It has been interesting to me to watch how the essence of this thread has shifted as the discussion has matured and evolved. It has at least been a useful exercise to consider why we do what we do as photographers. It has also been refreshing to see a discussion with many different views remain so civil.
It seems to me that we have all discussed how photography has changed without stating the obvious - YES - there has been a pardigm shift. Photography in a digital age is different than it was 5, 10, 20 years ago. I don't know why anyone is really surprised, we live metaphorically on an ever shifting sand; change is the one thing that is inevitable. The printing press didn't kill handwriting and the computer hasn't killed books. It has changed their role and importance. Technological change does not alter our purpose as people who record images, it just gives us more tools with which to chose how we do things.
To say that our resons for viewing still images is diminished day by day is accurate but at the same time incorrect, at least in my opinion. Yes, video may be a better way to absorb news, I watched video from the earthquake in Japan. People watch video clips of a friday night football game on the local internet news site. Players buy digital images from me for facebook or their screen saver. Moms buy 16x20 posters at the end of the year to hang on their walls.
For sure an exclusive "print as an end product" mentality is dead. GSN, you brought up a good point earlier mentioning that at one time artists were paid for their time. I see those who are successful locally following that model. People pay for the skill of a professional photographer - there are choices as to the medium of the delivered product.
Lastly, our goals as photographers are the same as they have always been - in my opinion. We now just have more options for how to present our work. It is similar to what I see as an educator. Technology has transformed my classroom. All my students have laptops, I have an interactive white board, I have a document camera, digital camers, and video camera available. I certainly have more tools available and use them all. But guess what? Sometimes an old fashioned pencil and a piece of paper are the BEST tool for the job at hand. That's how I see a print - at times it is the best way to present an image - it's just not the only way.
As an educator if this thread and the questions it raised has resonated with you, hopefully its a good sign.
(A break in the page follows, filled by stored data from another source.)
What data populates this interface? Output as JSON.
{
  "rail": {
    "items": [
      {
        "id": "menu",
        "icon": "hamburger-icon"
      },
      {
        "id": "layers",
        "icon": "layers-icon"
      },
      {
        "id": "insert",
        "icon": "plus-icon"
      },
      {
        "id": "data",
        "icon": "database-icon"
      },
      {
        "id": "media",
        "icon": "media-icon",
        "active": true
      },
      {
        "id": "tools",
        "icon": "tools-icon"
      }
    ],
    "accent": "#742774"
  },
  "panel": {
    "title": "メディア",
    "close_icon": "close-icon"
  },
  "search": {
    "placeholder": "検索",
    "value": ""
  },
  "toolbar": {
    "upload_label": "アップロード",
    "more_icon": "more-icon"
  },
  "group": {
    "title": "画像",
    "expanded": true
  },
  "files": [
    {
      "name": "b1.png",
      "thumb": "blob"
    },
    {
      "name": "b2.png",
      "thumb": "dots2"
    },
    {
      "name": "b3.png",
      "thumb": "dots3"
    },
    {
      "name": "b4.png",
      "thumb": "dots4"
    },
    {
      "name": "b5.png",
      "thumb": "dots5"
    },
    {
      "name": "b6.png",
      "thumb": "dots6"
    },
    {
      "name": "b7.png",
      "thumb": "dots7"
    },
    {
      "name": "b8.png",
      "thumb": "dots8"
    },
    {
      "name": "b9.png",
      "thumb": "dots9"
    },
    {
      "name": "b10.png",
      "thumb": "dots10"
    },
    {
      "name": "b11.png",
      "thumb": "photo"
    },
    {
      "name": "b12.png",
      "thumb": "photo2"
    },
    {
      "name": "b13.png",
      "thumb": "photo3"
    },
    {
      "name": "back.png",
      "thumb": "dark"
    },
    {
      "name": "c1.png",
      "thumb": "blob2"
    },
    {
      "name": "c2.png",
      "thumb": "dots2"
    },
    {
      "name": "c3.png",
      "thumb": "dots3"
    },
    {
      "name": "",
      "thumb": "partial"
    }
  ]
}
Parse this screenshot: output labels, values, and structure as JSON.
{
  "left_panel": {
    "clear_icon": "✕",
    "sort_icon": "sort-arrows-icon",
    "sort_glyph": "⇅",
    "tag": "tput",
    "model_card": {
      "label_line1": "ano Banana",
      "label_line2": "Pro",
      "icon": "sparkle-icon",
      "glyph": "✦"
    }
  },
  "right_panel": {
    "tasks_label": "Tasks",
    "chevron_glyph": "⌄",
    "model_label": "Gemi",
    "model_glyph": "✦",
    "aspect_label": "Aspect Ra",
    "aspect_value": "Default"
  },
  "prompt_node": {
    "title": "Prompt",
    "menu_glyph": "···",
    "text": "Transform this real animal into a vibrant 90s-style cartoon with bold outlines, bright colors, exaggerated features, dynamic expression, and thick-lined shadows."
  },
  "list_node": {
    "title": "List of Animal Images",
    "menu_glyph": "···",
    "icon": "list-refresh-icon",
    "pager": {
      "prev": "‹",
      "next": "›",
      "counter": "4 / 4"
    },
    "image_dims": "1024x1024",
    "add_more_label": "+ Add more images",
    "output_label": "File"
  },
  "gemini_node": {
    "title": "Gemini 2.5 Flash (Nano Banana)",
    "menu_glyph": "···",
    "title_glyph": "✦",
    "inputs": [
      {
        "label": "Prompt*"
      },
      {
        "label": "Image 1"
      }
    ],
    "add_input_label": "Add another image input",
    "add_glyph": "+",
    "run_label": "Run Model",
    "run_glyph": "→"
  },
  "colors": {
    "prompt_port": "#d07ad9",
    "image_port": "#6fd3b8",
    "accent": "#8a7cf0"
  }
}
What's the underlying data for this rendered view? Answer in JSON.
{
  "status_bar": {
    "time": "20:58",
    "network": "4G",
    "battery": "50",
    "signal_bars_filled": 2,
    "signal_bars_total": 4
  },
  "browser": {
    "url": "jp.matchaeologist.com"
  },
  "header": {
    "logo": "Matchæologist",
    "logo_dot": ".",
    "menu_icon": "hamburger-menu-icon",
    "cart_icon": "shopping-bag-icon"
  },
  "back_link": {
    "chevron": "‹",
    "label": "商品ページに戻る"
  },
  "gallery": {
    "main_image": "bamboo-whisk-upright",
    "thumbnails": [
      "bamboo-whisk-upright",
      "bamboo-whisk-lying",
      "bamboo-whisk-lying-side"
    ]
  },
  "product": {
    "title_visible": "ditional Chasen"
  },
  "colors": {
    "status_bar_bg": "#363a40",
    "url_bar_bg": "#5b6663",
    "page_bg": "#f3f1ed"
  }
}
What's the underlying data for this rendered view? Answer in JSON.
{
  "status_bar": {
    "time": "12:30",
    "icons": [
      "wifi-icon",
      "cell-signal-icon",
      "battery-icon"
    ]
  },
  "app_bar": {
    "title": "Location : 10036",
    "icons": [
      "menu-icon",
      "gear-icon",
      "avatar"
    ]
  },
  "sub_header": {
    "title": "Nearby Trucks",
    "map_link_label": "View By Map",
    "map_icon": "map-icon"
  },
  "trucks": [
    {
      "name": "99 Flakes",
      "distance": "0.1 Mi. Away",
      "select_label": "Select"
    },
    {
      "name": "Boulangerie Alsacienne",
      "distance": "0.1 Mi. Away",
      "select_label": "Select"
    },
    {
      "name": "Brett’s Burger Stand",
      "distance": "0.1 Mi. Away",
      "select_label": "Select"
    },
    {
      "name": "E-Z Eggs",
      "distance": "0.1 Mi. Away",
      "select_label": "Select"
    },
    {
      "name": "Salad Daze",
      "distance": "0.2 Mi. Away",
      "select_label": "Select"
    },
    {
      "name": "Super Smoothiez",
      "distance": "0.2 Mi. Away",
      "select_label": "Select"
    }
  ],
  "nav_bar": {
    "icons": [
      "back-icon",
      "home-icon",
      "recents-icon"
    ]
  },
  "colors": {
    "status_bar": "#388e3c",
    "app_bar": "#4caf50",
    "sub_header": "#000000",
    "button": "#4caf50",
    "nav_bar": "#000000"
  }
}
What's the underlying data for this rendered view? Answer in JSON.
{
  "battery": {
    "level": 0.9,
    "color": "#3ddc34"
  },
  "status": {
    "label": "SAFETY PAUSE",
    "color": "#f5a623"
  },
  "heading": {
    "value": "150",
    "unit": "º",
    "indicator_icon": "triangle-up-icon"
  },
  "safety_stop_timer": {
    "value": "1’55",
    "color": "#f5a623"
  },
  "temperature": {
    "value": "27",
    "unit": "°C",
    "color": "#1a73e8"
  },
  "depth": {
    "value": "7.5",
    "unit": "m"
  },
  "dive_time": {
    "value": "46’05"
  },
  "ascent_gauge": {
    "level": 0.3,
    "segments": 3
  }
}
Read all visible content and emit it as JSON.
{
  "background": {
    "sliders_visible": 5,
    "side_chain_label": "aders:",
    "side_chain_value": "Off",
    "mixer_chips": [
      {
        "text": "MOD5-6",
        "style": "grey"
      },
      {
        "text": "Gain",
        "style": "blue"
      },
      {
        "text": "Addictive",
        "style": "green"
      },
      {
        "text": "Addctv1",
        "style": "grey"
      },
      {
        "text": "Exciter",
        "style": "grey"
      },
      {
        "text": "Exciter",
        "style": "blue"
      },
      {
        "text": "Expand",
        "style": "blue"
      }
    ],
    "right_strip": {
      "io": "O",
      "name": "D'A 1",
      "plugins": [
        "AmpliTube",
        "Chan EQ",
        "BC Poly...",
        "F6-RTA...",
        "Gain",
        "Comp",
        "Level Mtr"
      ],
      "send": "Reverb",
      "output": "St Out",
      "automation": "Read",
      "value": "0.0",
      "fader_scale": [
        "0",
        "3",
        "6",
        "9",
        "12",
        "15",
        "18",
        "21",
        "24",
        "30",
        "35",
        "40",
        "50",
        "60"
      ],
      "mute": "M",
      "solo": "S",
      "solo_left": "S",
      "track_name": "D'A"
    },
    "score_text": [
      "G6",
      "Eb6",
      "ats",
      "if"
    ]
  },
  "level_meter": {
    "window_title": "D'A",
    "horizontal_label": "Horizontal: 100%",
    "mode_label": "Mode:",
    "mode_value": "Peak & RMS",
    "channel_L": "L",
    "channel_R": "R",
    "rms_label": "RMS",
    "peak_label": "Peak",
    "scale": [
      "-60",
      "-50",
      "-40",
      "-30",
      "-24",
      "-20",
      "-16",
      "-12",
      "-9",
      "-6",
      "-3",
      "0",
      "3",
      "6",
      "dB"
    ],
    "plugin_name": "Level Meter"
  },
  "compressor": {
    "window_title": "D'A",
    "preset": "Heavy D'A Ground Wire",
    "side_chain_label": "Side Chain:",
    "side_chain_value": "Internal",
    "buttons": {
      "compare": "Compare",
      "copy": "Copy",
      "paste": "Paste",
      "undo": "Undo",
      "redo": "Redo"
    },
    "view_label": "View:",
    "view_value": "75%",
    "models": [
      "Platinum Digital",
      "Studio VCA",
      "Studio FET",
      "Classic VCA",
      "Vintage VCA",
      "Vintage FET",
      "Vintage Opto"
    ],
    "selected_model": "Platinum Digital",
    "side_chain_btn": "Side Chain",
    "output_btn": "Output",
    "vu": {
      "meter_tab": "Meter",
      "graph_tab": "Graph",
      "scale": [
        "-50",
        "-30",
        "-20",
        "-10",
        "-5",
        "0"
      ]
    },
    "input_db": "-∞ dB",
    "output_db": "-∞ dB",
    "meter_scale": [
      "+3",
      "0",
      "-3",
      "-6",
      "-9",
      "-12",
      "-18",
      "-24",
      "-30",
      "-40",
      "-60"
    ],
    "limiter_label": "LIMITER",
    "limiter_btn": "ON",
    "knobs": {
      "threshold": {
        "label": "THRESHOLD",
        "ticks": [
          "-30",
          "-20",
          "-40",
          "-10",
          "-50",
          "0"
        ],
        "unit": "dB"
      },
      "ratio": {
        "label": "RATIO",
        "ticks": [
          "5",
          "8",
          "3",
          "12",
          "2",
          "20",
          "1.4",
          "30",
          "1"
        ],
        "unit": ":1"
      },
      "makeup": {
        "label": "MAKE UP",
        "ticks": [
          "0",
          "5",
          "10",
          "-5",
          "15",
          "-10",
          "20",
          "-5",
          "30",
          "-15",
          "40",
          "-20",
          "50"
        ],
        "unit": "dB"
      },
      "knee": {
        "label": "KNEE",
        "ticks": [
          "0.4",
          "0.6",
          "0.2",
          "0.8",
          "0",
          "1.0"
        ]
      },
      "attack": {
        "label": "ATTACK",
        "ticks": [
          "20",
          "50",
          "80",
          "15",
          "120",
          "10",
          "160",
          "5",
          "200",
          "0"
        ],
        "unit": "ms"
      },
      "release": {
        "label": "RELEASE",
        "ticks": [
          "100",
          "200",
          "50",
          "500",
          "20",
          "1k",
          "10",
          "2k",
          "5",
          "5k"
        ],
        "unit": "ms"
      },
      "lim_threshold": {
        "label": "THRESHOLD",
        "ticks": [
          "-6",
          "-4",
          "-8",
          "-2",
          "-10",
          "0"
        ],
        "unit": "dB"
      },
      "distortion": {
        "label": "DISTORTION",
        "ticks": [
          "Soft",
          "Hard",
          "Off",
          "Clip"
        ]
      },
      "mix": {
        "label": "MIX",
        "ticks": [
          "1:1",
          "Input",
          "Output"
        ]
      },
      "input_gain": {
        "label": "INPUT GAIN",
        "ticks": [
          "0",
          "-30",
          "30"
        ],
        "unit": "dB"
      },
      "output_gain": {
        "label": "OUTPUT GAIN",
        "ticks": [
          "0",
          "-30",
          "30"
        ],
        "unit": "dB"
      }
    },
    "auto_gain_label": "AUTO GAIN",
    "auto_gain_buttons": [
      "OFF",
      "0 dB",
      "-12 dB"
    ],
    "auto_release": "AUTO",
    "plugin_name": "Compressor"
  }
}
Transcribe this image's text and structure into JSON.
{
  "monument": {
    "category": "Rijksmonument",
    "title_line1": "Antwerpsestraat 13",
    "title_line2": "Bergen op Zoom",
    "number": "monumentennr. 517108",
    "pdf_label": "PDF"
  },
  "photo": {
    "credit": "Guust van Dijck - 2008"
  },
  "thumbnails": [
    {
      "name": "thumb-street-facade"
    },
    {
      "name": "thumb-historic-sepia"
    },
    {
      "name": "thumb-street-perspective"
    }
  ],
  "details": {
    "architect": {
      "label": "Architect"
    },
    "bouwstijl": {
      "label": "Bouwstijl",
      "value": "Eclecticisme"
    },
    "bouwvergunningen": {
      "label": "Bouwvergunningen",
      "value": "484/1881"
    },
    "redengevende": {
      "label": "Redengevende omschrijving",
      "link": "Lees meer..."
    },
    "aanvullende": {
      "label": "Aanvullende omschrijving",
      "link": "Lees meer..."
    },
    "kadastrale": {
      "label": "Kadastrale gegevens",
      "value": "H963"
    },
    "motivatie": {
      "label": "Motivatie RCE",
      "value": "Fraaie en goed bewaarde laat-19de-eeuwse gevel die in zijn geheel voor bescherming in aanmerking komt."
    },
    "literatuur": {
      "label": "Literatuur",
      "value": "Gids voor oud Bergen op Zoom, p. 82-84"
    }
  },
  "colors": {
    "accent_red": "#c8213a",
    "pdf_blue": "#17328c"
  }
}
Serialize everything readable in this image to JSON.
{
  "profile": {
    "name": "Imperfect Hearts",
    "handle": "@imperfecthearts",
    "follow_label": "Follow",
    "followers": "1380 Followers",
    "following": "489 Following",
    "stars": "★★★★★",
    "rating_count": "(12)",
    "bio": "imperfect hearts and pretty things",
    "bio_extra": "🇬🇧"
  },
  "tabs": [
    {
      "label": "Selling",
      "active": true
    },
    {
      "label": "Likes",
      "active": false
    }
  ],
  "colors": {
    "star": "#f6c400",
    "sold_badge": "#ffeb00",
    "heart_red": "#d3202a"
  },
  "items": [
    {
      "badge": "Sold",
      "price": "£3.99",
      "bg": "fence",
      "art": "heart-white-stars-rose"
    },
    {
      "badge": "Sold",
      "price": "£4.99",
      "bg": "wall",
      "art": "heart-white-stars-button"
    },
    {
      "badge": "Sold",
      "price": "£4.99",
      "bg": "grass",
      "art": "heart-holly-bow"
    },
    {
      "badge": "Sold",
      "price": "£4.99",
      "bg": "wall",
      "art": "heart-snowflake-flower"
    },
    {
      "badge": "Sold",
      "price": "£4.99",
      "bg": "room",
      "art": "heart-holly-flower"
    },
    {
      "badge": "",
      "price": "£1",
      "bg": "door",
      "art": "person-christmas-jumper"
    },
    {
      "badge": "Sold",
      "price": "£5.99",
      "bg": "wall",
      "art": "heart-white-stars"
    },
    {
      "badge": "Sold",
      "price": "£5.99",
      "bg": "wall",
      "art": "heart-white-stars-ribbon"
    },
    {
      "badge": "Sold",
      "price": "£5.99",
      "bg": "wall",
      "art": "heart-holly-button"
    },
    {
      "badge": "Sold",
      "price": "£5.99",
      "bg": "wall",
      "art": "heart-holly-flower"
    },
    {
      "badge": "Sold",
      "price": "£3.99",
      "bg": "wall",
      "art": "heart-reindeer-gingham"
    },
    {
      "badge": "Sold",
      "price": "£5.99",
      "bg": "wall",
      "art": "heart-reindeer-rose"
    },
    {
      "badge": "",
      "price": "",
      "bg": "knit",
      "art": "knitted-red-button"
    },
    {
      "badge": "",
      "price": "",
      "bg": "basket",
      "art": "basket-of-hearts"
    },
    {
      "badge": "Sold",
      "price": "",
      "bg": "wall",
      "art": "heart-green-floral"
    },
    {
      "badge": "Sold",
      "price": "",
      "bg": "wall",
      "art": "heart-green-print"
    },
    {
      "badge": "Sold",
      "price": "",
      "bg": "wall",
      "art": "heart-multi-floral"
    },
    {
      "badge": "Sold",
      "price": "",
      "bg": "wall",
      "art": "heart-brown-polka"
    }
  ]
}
A majority of people take photos these days as a 'creative outlet' to compensate for their day jobs, which are usually very rationalistic and devoid of feelings and emotions (check career thread statistics) and they're keen that the best way to go about taking photos is to stop thinking, because that's what they do in their real jobs, they think too much. This phenomenon has created a sort of illusionary bubble where it really does not matter whats going, the theme is to lets just carry on like before and go through the same routines and follow the same procedures even if those are by now defunct and even what we're actually doing, taking photos is rather questionable from a creative stand point because the only creative part of this so called creative process of taking pictures is the thought that its creative, which in fact its not. Pointing the camera at something and clicking is not the same as pouring down one's imagination in a canvas or carving it in stone. No matter how one sugar coat it with 'decisive moment', light, composition and post-processing whether analogue/digital... This goes back to my assertion that there is less need and time to look at still photos and one of the biggest reason for that is that its mostly recycled stuff. When people stop thinking they simply recycle what they like and that is more apparent in photography than any other medium. People simply go out to take photos that they like because they have seen it before somewhere, there is no impetus to 'think' because then that would be like work and boring, so here we're awash with recycled images of decent quality but nothing more and nothing less, a sort of mediocre stasis.
When you click on a news link about a demonstration you already know what sort of picture will accompany it, so why bother? why not just watch the video because at least it has sound, ambiance and inevitably emotions. The still has been recycled so much that you know before hand what sort of picture you will see simply by knowing the context.
Lets take for example the scared cow, street photography. The moment I use that word b&w images of people and a certain mood that accompany it automatically fills my mind. I still like it but I don't look at it. Why not? Well I have seen it all, and the very best still is Robert Frank so why should I bother? But I do take street photos of similar kind, its self-contradictory, but I don't know any better... However, I do know this much, I'm not an artist, what I do is not art and that keeps me grounded and sane. Because I know that my 'creative urges' could suddenly turn from taking photos to GAS...
... And now going back to the print. A painting is an original work, you can look at it and see every brush stroke of the artist, so its great as it is and it will lose its 'feel' in a digital display. A photograph is something else, especially a digital one where even its original can be copied infinitum, imagine De Vinci painting Mona Lisa on his iphone and sharing it with his friends on facebook, something that David Hackney a British painter does... If one starts digging all this comfy photography bubble that we've created around us crumbles, but its also hopeful because something new might come up. and in that positive note I think I'm done with this thread.